Let’s be honest, we all know that one person who is super spiritual.
Not in the, “wow, she really encourages me and calls me to higher level of faith,” sort of way…
It’s more of an, “okay, thanks for reminding me for the one-thousandth time that God has a plan and I just need to pray,” sort of way.
Or, you know, the person that tells you they are praying for you so often you find yourself wondering if they are secretly a nun.
You get me.
I say these things with a dose of humor and sarcasm, but it can also be a serious frustration. While I do believe that prayer is always the answer, it is also true that sometimes it isn’t that simple. Sometimes it takes a great deal of courage to bow my head and pray.
And while our culture, specifically the Christian culture, is really quite silent about the true struggle of a consistent and disciplined prayer life, I’d venture to say that I’m not the only one who struggles with this.

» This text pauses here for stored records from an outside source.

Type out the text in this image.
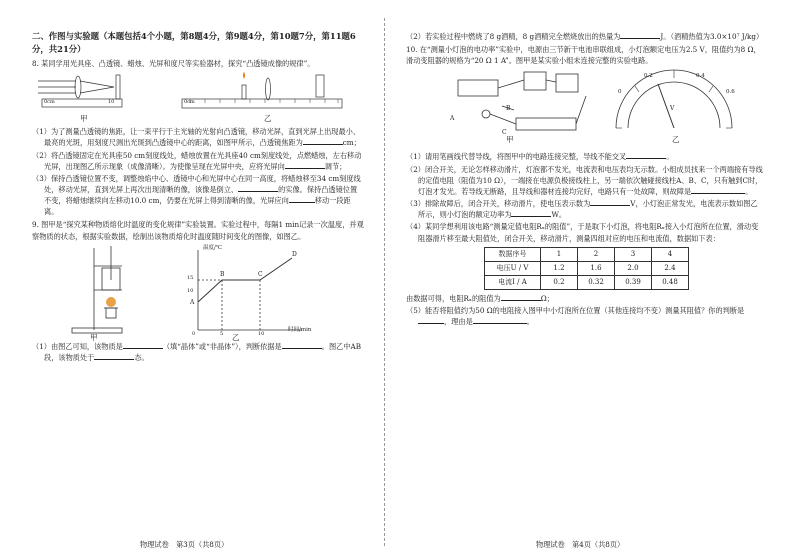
二、作图与实验题（本题包括4个小题，第8题4分，第9题4分，第10题7分，第11题6分，共21分）
8. 某同学用光具座、凸透镜、蜡烛、光屏和度尺等实验器材，探究“凸透镜成像的规律”。
0cm	10	0cm
甲	乙
（1）为了测量凸透镜的焦距，让一束平行于主光轴的光射向凸透镜，移动光屏，直到光屏上出现最小、最亮的光斑，用刻度尺测出光斑到凸透镜中心的距离，如图甲所示，凸透镜焦距为	cm；
（2）将凸透镜固定在光具座50 cm刻度线处，蜡烛放置在光具座40 cm刻度线处，点燃蜡烛，左右移动光屏，出现图乙所示现象（成像清晰）。为使像呈现在光屏中央，应将光屏向	调节；
（3）保持凸透镜位置不变，调整烛焰中心、透镜中心和光屏中心在同一高度，将蜡烛移至34 cm刻度线处，移动光屏，直到光屏上再次出现清晰的像，该像是倒立、	的实像。保持凸透镜位置不变，将蜡烛继续向左移动10.0 cm，仍要在光屏上得到清晰的像，光屏应向	移动一段距离。
9. 图甲是“探究某种物质熔化时温度的变化规律”实验装置。实验过程中，每隔1 min记录一次温度，并观察物质的状态，根据实验数据，绘制出该物质熔化时温度随时间变化的图像，如图乙。
温度/℃
时间/min
A
B	C
D
15
10
5	10
0
甲	乙
（1）由图乙可知，该物质是	（填“晶体”或“非晶体”），判断依据是	。图乙中AB段，该物质处于	态。
物理试卷　第3页（共8页）
（2）若实验过程中燃烧了8 g酒精，8 g酒精完全燃烧放出的热量为	J。（酒精热值为3.0×10⁷ J/kg）
10. 在“测量小灯泡的电功率”实验中，电源由三节新干电池串联组成，小灯泡额定电压为2.5 V，阻值约为8 Ω，滑动变阻器的规格为“20 Ω 1 A”。图甲是某实验小组未连接完整的实验电路。
A
B
C
0
0.2	0.4
0.6
V
甲	乙
（1）请用笔画线代替导线，将图甲中的电路连接完整，导线不能交叉	。
（2）闭合开关，无论怎样移动滑片，灯泡都不发光，电流表和电压表均无示数。小组成员找来一个两端接有导线的定值电阻（阻值为10 Ω），一端接在电源负极接线柱上，另一端依次触碰接线柱A、B、C，只有触到C时，灯泡才发光。若导线无断路，且导线和器材连接均完好，电路只有一处故障，则故障是	。
（3）排除故障后，闭合开关，移动滑片，使电压表示数为	V，小灯泡正常发光，电流表示数如图乙所示，则小灯泡的额定功率为	W。
（4）某同学想利用该电路“测量定值电阻Rₓ的阻值”，于是取下小灯泡，将电阻Rₓ接入小灯泡所在位置，滑动变阻器滑片移至最大阻值处，闭合开关，移动滑片，测量四组对应的电压和电流值，数据如下表：
数据序号	1	2	3	4
电压U / V	1.2	1.6	2.0	2.4
电流I / A	0.2	0.32	0.39	0.48
由数据可得，电阻Rₓ的阻值为	Ω；
（5）能否将阻值约为50 Ω的电阻接入图甲中小灯泡所在位置（其他连接均不变）测量其阻值？你的判断是，理由是	。
物理试卷　第4页（共8页）
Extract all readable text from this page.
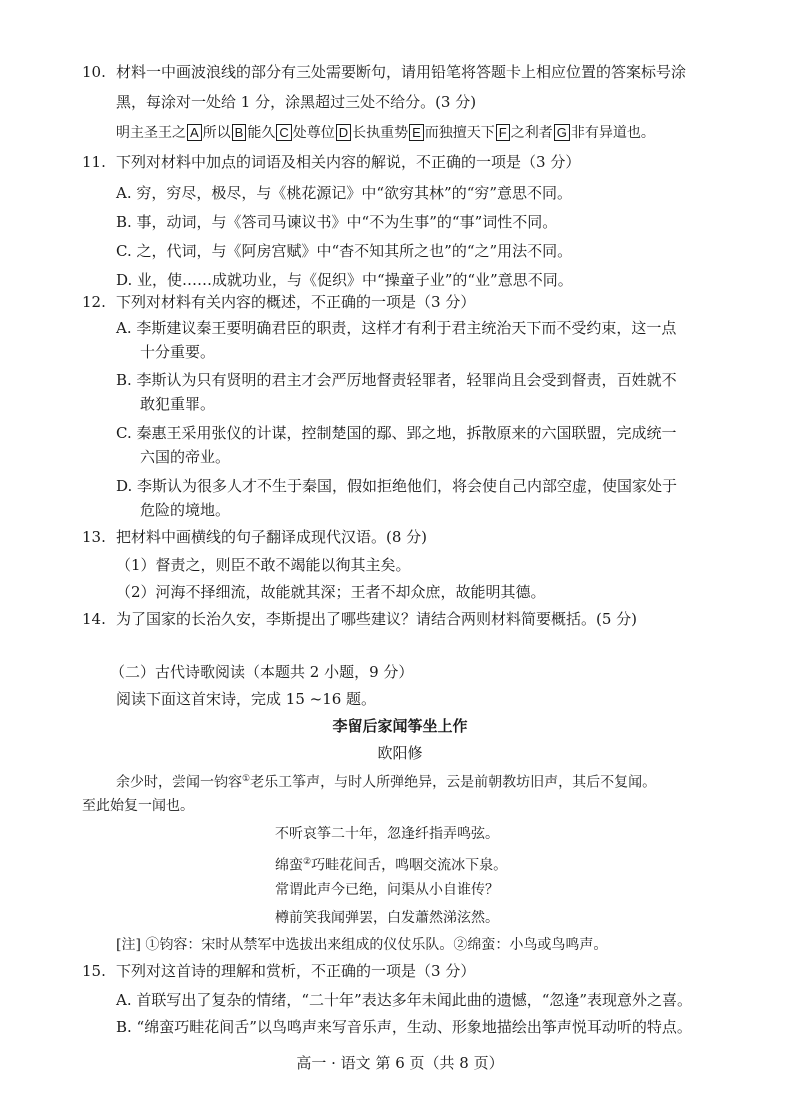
10. 材料一中画波浪线的部分有三处需要断句，请用铅笔将答题卡上相应位置的答案标号涂
黑，每涂对一处给 1 分，涂黑超过三处不给分。(3 分)
明主圣王之 A 所以 B 能久 C 处尊位 D 长执重势 E 而独擅天下 F 之利者 G 非有异道也。
11. 下列对材料中加点的词语及相关内容的解说，不正确的一项是（3 分）
A. 穷，穷尽，极尽，与《桃花源记》中“欲穷其林”的“穷”意思不同。
B. 事，动词，与《答司马谏议书》中“不为生事”的“事”词性不同。
C. 之，代词，与《阿房宫赋》中“杳不知其所之也”的“之”用法不同。
D. 业，使……成就功业，与《促织》中“操童子业”的“业”意思不同。
12. 下列对材料有关内容的概述，不正确的一项是（3 分）
A. 李斯建议秦王要明确君臣的职责，这样才有利于君主统治天下而不受约束，这一点
十分重要。
B. 李斯认为只有贤明的君主才会严厉地督责轻罪者，轻罪尚且会受到督责，百姓就不
敢犯重罪。
C. 秦惠王采用张仪的计谋，控制楚国的鄢、郢之地，拆散原来的六国联盟，完成统一
六国的帝业。
D. 李斯认为很多人才不生于秦国，假如拒绝他们，将会使自己内部空虚，使国家处于
危险的境地。
13. 把材料中画横线的句子翻译成现代汉语。(8 分)
（1）督责之，则臣不敢不竭能以徇其主矣。
（2）河海不择细流，故能就其深；王者不却众庶，故能明其德。
14. 为了国家的长治久安，李斯提出了哪些建议？请结合两则材料简要概括。(5 分)
（二）古代诗歌阅读（本题共 2 小题，9 分）
阅读下面这首宋诗，完成 15 ~16 题。
李留后家闻筝坐上作
欧阳修
余少时，尝闻一钧容①老乐工筝声，与时人所弹绝异，云是前朝教坊旧声，其后不复闻。
至此始复一闻也。
不听哀筝二十年，忽逢纤指弄鸣弦。
绵蛮②巧畦花间舌，鸣咽交流冰下泉。
常谓此声今已绝，问渠从小自谁传？
樽前笑我闻弹罢，白发蕭然涕泫然。
[注] ①钧容：宋时从禁军中选拔出来组成的仪仗乐队。②绵蛮：小鸟或鸟鸣声。
15. 下列对这首诗的理解和赏析，不正确的一项是（3 分）
A. 首联写出了复杂的情绪，“二十年”表达多年未闻此曲的遗憾，“忽逢”表现意外之喜。
B. “绵蛮巧畦花间舌”以鸟鸣声来写音乐声，生动、形象地描绘出筝声悦耳动听的特点。
高一 · 语文 第 6 页（共 8 页）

I have a close friend that I admire for many reasons, but one of the biggest things I love about her is her raw honesty.
She has said to me more than once, “I have been praying for you. And honestly, I don’t really pray for people. I sort of struggle to pray at all sometimes.”
That level of honest is simply beautiful, and encourages me to take a look at my own level of honesty and vulnerability.

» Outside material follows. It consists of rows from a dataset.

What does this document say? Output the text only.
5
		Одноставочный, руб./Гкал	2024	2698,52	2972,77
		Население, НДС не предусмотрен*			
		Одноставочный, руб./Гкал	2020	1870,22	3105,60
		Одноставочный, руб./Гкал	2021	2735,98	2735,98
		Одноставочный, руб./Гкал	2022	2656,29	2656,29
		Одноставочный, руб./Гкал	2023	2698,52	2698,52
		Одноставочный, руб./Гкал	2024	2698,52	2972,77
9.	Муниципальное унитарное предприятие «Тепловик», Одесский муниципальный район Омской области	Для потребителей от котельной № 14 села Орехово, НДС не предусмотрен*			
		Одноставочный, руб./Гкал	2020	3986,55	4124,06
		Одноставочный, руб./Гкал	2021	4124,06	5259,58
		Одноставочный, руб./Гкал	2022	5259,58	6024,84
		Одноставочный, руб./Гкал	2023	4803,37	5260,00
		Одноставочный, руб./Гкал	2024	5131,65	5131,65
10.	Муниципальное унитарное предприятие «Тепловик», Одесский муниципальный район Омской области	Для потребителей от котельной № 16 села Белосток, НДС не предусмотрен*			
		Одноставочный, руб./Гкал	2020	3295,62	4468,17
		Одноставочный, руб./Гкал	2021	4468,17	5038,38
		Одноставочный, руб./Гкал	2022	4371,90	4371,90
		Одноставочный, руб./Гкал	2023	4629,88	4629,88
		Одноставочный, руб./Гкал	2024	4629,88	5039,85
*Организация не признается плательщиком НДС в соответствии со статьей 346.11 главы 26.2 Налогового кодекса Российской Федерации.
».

When I do that- when I take a step back and evaluate myself and my prayer life with zero filter and zero desire to pretend to be more spiritual than I am- I’m both heartbroken and encouraged.
I am heartbroken because the battle of flesh and spirit going on in my heart at times is so very real. I say it takes courage to pray because, really, it takes a lot of courage sometimes to pray.
“Just pray,” isn’t always enough to overcome the realities of my day and give my fears and failures to the Lord.
But the whole point of praying is letting go, right?
That’s exactly my point. Sometimes it takes a LOT of courage to let go.
To let go and pray means to say no to that fleshly desire inside of me to indulge in the never ending list of “what ifs.”
And the thing about indulging in all of those unknowns, is that imagining every possible worst case scenario allows me the opportunity to come up with a possible solution or element of control for each and every one.
Therefore, letting go and praying means having the courage to give up control.
If you’re anything like me, that’s hard. It’s painfully hard and humbling. It is my nature, my flesh, my habit to want to have control over every situation in my life, and to let go of that means letting go of the desire to protect myself, and choosing to trust the one who is greater than all others.
It’s just plain hard sometimes.
But the good thing is, as I said before, I’m encouraged.
I’m encouraged that the Lord would be so kind and patient as He sheds light on this struggle. I’m encouraged that it’s okay to be honest about these struggles. I’m encouraged that I don’t have to put up a front and pretend to be more spiritual than I truly am. I’m encouraged that I don’t have to give in to the (often phony) Christian culture that demands empty statements such as, “I’ll be praying for you!” I’m encouraged that I can simply be me, even in the midst of struggles.
Because living in a lie never brought freedom to anyone.
The depth I’m craving in life and with the Lord will never come from pretending to be spiritual, but rather from fighting with everything in me to have to courage to let go of control.